If HIV is not treated, you will eventually progress to AIDS (acquired immunodeficiency syndrome) when your bodies immune system has been sufficiently weakened. The symptoms of HIV AIDS include;

  • Rapid unexplained weight loss
  • Regular fever or night sweats
  • Extreme tiredness and fatigue
  • Swelling of the lymph glands in the armpits, groin, or neck
  • Continuous diarrhoea that can last for more than a week
  • Sores around the mouth, anus, or genitals
  • Pneumonia
  • Skin lesions that are red, brown, pink, or purplish. They can also appear inside the mouth, nose, or eyelids.
  • Neurologic disorders such as memory loss or depression

How do I get an HIV test?

If you recognise any of the symptoms of HIV or have recently had unprotected sex, it is worth speaking to your health care provider for more information and to get tested for HIV or STIs.

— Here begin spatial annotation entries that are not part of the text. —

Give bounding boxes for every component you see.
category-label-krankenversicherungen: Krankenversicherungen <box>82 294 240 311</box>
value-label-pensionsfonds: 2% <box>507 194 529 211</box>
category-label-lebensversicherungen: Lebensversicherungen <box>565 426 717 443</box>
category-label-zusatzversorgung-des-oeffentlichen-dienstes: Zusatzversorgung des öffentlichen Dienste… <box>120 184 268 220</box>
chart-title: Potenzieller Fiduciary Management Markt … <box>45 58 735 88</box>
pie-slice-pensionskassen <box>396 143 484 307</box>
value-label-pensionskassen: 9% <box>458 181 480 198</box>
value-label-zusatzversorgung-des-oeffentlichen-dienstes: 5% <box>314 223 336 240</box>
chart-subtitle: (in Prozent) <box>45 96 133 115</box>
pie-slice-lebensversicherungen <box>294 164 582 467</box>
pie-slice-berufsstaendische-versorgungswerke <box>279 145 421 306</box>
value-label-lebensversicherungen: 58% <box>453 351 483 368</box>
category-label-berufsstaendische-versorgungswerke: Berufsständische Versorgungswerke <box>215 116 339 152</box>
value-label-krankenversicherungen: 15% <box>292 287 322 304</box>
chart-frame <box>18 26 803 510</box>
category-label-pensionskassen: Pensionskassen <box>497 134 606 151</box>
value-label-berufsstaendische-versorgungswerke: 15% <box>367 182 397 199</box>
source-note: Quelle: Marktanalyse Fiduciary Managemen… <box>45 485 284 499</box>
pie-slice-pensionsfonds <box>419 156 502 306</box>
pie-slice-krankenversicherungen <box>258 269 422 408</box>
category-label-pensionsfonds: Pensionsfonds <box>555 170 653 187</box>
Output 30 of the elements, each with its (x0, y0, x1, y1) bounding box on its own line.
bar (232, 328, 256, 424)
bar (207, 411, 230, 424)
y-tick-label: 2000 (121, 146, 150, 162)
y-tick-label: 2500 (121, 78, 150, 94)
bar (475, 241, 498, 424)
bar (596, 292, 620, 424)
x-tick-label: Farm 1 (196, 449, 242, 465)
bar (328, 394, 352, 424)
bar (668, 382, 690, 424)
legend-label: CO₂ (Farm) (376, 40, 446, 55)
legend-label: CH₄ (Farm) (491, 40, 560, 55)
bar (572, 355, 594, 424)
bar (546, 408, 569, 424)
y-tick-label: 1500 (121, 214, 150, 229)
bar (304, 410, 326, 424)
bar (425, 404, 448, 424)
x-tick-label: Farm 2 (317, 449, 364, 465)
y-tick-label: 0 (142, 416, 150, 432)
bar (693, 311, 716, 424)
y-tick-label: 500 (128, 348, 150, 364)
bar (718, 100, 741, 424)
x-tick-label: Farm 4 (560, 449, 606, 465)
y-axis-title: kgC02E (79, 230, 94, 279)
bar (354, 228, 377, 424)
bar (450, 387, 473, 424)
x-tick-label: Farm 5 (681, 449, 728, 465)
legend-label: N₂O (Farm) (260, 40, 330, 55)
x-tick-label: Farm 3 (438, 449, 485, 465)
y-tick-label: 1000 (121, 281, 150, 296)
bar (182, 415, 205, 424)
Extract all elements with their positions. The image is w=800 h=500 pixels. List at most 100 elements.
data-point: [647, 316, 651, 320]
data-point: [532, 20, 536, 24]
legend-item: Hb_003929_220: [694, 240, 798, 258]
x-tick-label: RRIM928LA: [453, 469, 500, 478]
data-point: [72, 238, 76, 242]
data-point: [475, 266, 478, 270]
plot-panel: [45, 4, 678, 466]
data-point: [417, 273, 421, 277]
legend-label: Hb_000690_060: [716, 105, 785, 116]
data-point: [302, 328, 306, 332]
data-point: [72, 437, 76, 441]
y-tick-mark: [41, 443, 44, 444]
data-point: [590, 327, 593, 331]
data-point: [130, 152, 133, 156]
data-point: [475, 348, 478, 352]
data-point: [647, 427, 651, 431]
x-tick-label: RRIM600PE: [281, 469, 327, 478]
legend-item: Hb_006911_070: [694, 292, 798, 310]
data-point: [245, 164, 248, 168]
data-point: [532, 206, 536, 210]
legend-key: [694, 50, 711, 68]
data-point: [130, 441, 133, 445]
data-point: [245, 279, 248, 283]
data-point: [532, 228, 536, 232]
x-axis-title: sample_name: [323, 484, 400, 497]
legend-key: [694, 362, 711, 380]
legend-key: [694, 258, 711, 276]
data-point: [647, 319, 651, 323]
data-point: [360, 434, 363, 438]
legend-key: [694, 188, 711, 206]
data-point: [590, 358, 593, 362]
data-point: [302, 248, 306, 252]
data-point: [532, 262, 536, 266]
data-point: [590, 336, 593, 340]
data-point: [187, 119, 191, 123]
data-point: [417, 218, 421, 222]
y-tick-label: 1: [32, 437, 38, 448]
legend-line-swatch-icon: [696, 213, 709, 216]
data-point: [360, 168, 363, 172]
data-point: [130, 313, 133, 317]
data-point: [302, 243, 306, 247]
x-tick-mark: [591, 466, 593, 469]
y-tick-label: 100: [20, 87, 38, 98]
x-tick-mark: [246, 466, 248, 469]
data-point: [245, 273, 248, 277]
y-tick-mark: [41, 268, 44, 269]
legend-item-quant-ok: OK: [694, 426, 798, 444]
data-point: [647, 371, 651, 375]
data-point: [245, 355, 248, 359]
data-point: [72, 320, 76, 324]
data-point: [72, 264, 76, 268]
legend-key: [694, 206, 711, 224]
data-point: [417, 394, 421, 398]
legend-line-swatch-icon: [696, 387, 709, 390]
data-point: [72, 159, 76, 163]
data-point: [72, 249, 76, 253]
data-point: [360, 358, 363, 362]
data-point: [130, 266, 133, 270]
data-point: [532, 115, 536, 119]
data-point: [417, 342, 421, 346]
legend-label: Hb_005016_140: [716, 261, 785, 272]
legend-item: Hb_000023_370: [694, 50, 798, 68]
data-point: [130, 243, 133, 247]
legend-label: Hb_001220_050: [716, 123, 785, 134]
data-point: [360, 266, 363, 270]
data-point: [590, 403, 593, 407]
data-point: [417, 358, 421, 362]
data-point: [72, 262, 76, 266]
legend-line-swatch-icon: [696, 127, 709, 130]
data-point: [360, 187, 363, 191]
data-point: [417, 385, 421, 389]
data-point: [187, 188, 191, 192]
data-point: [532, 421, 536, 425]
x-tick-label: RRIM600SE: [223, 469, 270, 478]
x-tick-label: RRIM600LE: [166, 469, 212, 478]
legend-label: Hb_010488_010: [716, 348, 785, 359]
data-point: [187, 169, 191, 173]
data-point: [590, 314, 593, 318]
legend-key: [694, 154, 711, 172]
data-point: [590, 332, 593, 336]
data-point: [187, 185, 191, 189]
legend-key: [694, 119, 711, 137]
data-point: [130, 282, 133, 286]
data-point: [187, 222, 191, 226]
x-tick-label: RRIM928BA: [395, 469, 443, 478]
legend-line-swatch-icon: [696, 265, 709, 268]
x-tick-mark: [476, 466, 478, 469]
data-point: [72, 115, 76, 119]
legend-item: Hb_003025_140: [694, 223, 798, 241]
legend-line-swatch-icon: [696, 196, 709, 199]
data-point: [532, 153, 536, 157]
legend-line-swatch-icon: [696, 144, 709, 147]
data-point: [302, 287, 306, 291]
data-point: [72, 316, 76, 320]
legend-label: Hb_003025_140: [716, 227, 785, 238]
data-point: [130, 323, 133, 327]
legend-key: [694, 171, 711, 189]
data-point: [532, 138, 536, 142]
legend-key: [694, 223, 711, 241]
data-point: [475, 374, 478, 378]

If they believe you should be tested for HIV or other infections, they may be able to test you, or they can refer you to somewhere that can. HIV testing locations include;

  • Sexual health clinics
  • Genitourinary medicine (GUM) clinics.
  • Clinics run by charities
  • GP surgeries.
  • Contraception and young people's clinics.
  • Drug dependency services.
  • Antenatal clinics

Taking an HIV test will always be nerve-wracking and worrying for anyone, but you mustn't delay testing. HIV medications have a much better success rate when people start their treatment during the early stages of HIV.